The true story of the Cyclops

Cyclops1

Natalie, my daughter, began life with one eye placed centrally in her forehead. It appeared early – barely a week after her conception – in October 2002, and had things gone awry, there it would have remained, a single cyclopean orb, glowering in the shadow of a grotesque proboscis that would have grown in place of her nose.(1)

There are many explanations for what inspired the legend of the Cyclopes – the one-eyed monsters of classical mythology. These explanations invoke everything from an ancient find of mysterious dwarf elephant skulls, to the blacksmith’s habit – in the days before protective goggles – of protecting one eye with a patch. But the most likely inspiration for the story is also the saddest one. Occasionally, a human cyclops survives in the womb long enough to emerge visibly disfigured. Once upon a time, someone got a good look at what they had aborted – and wished for ever after that they hadn’t.

It happened again, not so long ago. George Gould and Walter Pyle’s indispensable volume Anomalies and Curiosities of Medicine of 1896(2), includes an account of a woman of thirty-five, the mother of seven children, ‘who while pregnant was feeding some rabbits, when one of the animals jumped at her with its eyes “glaring” upon her, causing a sudden fright.’ The child’s mouth and face were small and rabbit-shaped. Instead of a nose, it had ‘a fleshy growth 3/4 inch long by 1/4 inch broad, directed upward at an angle of 45 degrees.’ Between the nose and the mouth was an organ resembling an adult eye.

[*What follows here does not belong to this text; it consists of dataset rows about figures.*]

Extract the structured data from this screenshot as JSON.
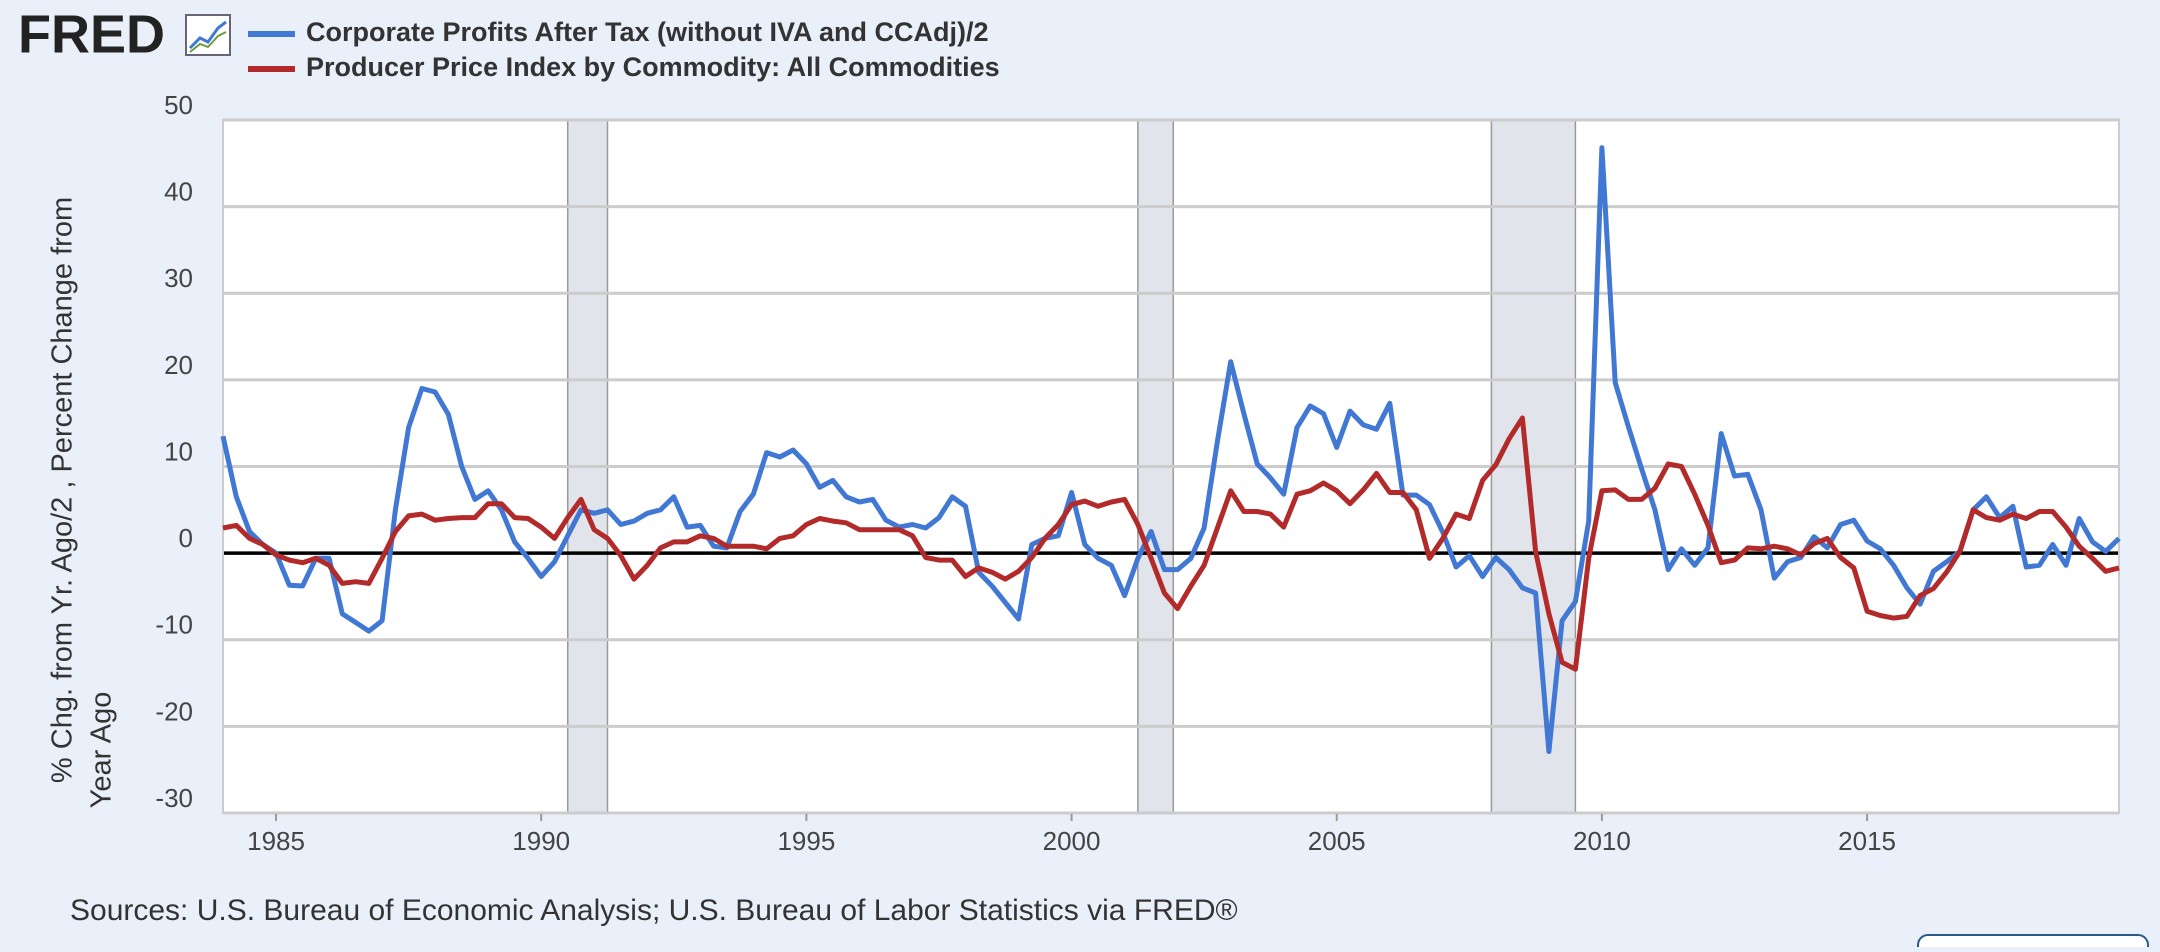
{
  "chart_data": {
    "type": "line",
    "brand": "FRED",
    "y_label": [
      "% Chg. from Yr. Ago/2 , Percent Change from",
      "Year Ago"
    ],
    "source": "Sources: U.S. Bureau of Economic Analysis; U.S. Bureau of Labor Statistics via FRED®",
    "x": [
      1984,
      1984.25,
      1984.5,
      1984.75,
      1985,
      1985.25,
      1985.5,
      1985.75,
      1986,
      1986.25,
      1986.5,
      1986.75,
      1987,
      1987.25,
      1987.5,
      1987.75,
      1988,
      1988.25,
      1988.5,
      1988.75,
      1989,
      1989.25,
      1989.5,
      1989.75,
      1990,
      1990.25,
      1990.5,
      1990.75,
      1991,
      1991.25,
      1991.5,
      1991.75,
      1992,
      1992.25,
      1992.5,
      1992.75,
      1993,
      1993.25,
      1993.5,
      1993.75,
      1994,
      1994.25,
      1994.5,
      1994.75,
      1995,
      1995.25,
      1995.5,
      1995.75,
      1996,
      1996.25,
      1996.5,
      1996.75,
      1997,
      1997.25,
      1997.5,
      1997.75,
      1998,
      1998.25,
      1998.5,
      1998.75,
      1999,
      1999.25,
      1999.5,
      1999.75,
      2000,
      2000.25,
      2000.5,
      2000.75,
      2001,
      2001.25,
      2001.5,
      2001.75,
      2002,
      2002.25,
      2002.5,
      2002.75,
      2003,
      2003.25,
      2003.5,
      2003.75,
      2004,
      2004.25,
      2004.5,
      2004.75,
      2005,
      2005.25,
      2005.5,
      2005.75,
      2006,
      2006.25,
      2006.5,
      2006.75,
      2007,
      2007.25,
      2007.5,
      2007.75,
      2008,
      2008.25,
      2008.5,
      2008.75,
      2009,
      2009.25,
      2009.5,
      2009.75,
      2010,
      2010.25,
      2010.5,
      2010.75,
      2011,
      2011.25,
      2011.5,
      2011.75,
      2012,
      2012.25,
      2012.5,
      2012.75,
      2013,
      2013.25,
      2013.5,
      2013.75,
      2014,
      2014.25,
      2014.5,
      2014.75,
      2015,
      2015.25,
      2015.5,
      2015.75,
      2016,
      2016.25,
      2016.5,
      2016.75,
      2017,
      2017.25,
      2017.5,
      2017.75,
      2018,
      2018.25,
      2018.5,
      2018.75,
      2019,
      2019.25,
      2019.5,
      2019.75
    ],
    "series": [
      {
        "name": "Corporate Profits After Tax (without IVA and CCAdj)/2",
        "color": "#4078d4",
        "values": [
          13.5,
          6.5,
          2.5,
          1,
          0,
          -3.7,
          -3.8,
          -0.6,
          -0.6,
          -7,
          -8,
          -9,
          -7.8,
          5,
          14.5,
          19,
          18.6,
          16,
          10,
          6.2,
          7.2,
          5,
          1.3,
          -0.6,
          -2.7,
          -1,
          2,
          5,
          4.6,
          5,
          3.3,
          3.7,
          4.6,
          5,
          6.5,
          3,
          3.2,
          0.8,
          0.6,
          4.8,
          6.8,
          11.6,
          11.1,
          11.9,
          10.3,
          7.6,
          8.4,
          6.5,
          5.9,
          6.2,
          3.8,
          3,
          3.3,
          2.9,
          4.1,
          6.5,
          5.4,
          -2.2,
          -3.8,
          -5.7,
          -7.6,
          1,
          1.7,
          2,
          7,
          1,
          -0.6,
          -1.4,
          -4.9,
          -0.6,
          2.5,
          -1.9,
          -1.9,
          -0.6,
          2.9,
          12.9,
          22.1,
          16.1,
          10.3,
          8.7,
          6.8,
          14.5,
          17,
          16.1,
          12.2,
          16.4,
          14.8,
          14.3,
          17.3,
          6.7,
          6.7,
          5.6,
          2.4,
          -1.6,
          -0.3,
          -2.7,
          -0.5,
          -1.9,
          -4,
          -4.6,
          -22.9,
          -7.8,
          -5.6,
          3.7,
          46.8,
          19.7,
          14.6,
          9.7,
          5,
          -1.9,
          0.5,
          -1.4,
          0.6,
          13.8,
          8.9,
          9.1,
          5,
          -2.9,
          -1,
          -0.5,
          1.9,
          0.6,
          3.3,
          3.8,
          1.4,
          0.5,
          -1.4,
          -4,
          -5.9,
          -2.1,
          -1,
          0.2,
          5,
          6.5,
          4.1,
          5.4,
          -1.6,
          -1.4,
          1,
          -1.4,
          4,
          1.3,
          0.2,
          1.7
        ]
      },
      {
        "name": "Producer Price Index by Commodity: All Commodities",
        "color": "#b22a2a",
        "values": [
          2.9,
          3.2,
          1.7,
          1,
          -0.2,
          -0.8,
          -1.1,
          -0.6,
          -1.4,
          -3.5,
          -3.3,
          -3.5,
          -0.6,
          2.5,
          4.3,
          4.5,
          3.8,
          4,
          4.1,
          4.1,
          5.7,
          5.7,
          4.1,
          4,
          3,
          1.7,
          4.1,
          6.2,
          2.7,
          1.7,
          -0.3,
          -3,
          -1.4,
          0.6,
          1.3,
          1.3,
          2,
          1.7,
          0.8,
          0.8,
          0.8,
          0.5,
          1.7,
          2,
          3.3,
          4,
          3.7,
          3.5,
          2.7,
          2.7,
          2.7,
          2.7,
          2,
          -0.5,
          -0.8,
          -0.8,
          -2.7,
          -1.7,
          -2.2,
          -3,
          -2.1,
          -0.5,
          1.7,
          3.3,
          5.6,
          6,
          5.4,
          5.9,
          6.2,
          3.3,
          -0.6,
          -4.6,
          -6.4,
          -3.8,
          -1.4,
          2.9,
          7.2,
          4.8,
          4.8,
          4.5,
          3,
          6.8,
          7.2,
          8.1,
          7.2,
          5.7,
          7.3,
          9.2,
          7,
          7,
          5,
          -0.6,
          1.7,
          4.5,
          4,
          8.4,
          10.2,
          13.2,
          15.6,
          0.2,
          -7,
          -12.6,
          -13.4,
          -0.6,
          7.2,
          7.3,
          6.2,
          6.2,
          7.5,
          10.3,
          10,
          6.8,
          3.2,
          -1.1,
          -0.8,
          0.6,
          0.5,
          0.8,
          0.5,
          -0.2,
          1.1,
          1.7,
          -0.5,
          -1.7,
          -6.7,
          -7.2,
          -7.5,
          -7.3,
          -4.9,
          -4.1,
          -2.2,
          0.2,
          5,
          4.1,
          3.8,
          4.5,
          4,
          4.8,
          4.8,
          3,
          0.8,
          -0.6,
          -2.1,
          -1.7
        ]
      }
    ],
    "recessions": [
      [
        1990.5,
        1991.25
      ],
      [
        2001.25,
        2001.917
      ],
      [
        2007.917,
        2009.5
      ]
    ],
    "xlim": [
      1984,
      2019.75
    ],
    "xticks": [
      1985,
      1990,
      1995,
      2000,
      2005,
      2010,
      2015
    ],
    "ylim": [
      -30,
      50
    ],
    "yticks": [
      -30,
      -20,
      -10,
      0,
      10,
      20,
      30,
      40,
      50
    ],
    "grid": true,
    "zero_line": true
  }
}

Within it lay ‘two small, imperfect eyes which moved freely while life lasted’.

The disfigurement of the face was the mere outward mark of an even more collosal failure – the brain failing to divide into two delicately linked halves. So, mercifully, after about ten minutes, the child died. The mother went on to have two more children, and they were perfectly healthy.

Human beings arise, not from dust, but from stuff hardly more edifying: a gellid spittle. How from this unpromising material anything beautiful emerges – let alone anything that comprehends and communicates something of the world beyond itself – is a mystery too big to be encompassed by just one version of events. How we explain how we grow depends on fashion. It is the fashion now to talk of rules embedded, like a code, in every cell. But this, like most shorthand explanations, fosters misunderstanding. Natalie was not fashioned by rules. Nothing oversaw her growth. Genes set the conditions of the game, but it was the game itself that built her: the touch and slide of surfaces, the little chemical kisses, the partings and the reunions, each part of her tissue communicating chemically with each neighbouring part as she folded herself into being.

It was this dance, known to science as induction, that told her brain to split, that squeezed her single orbit into two, and drew two little strings of brain out to the windows in her skull, there to make her eyes.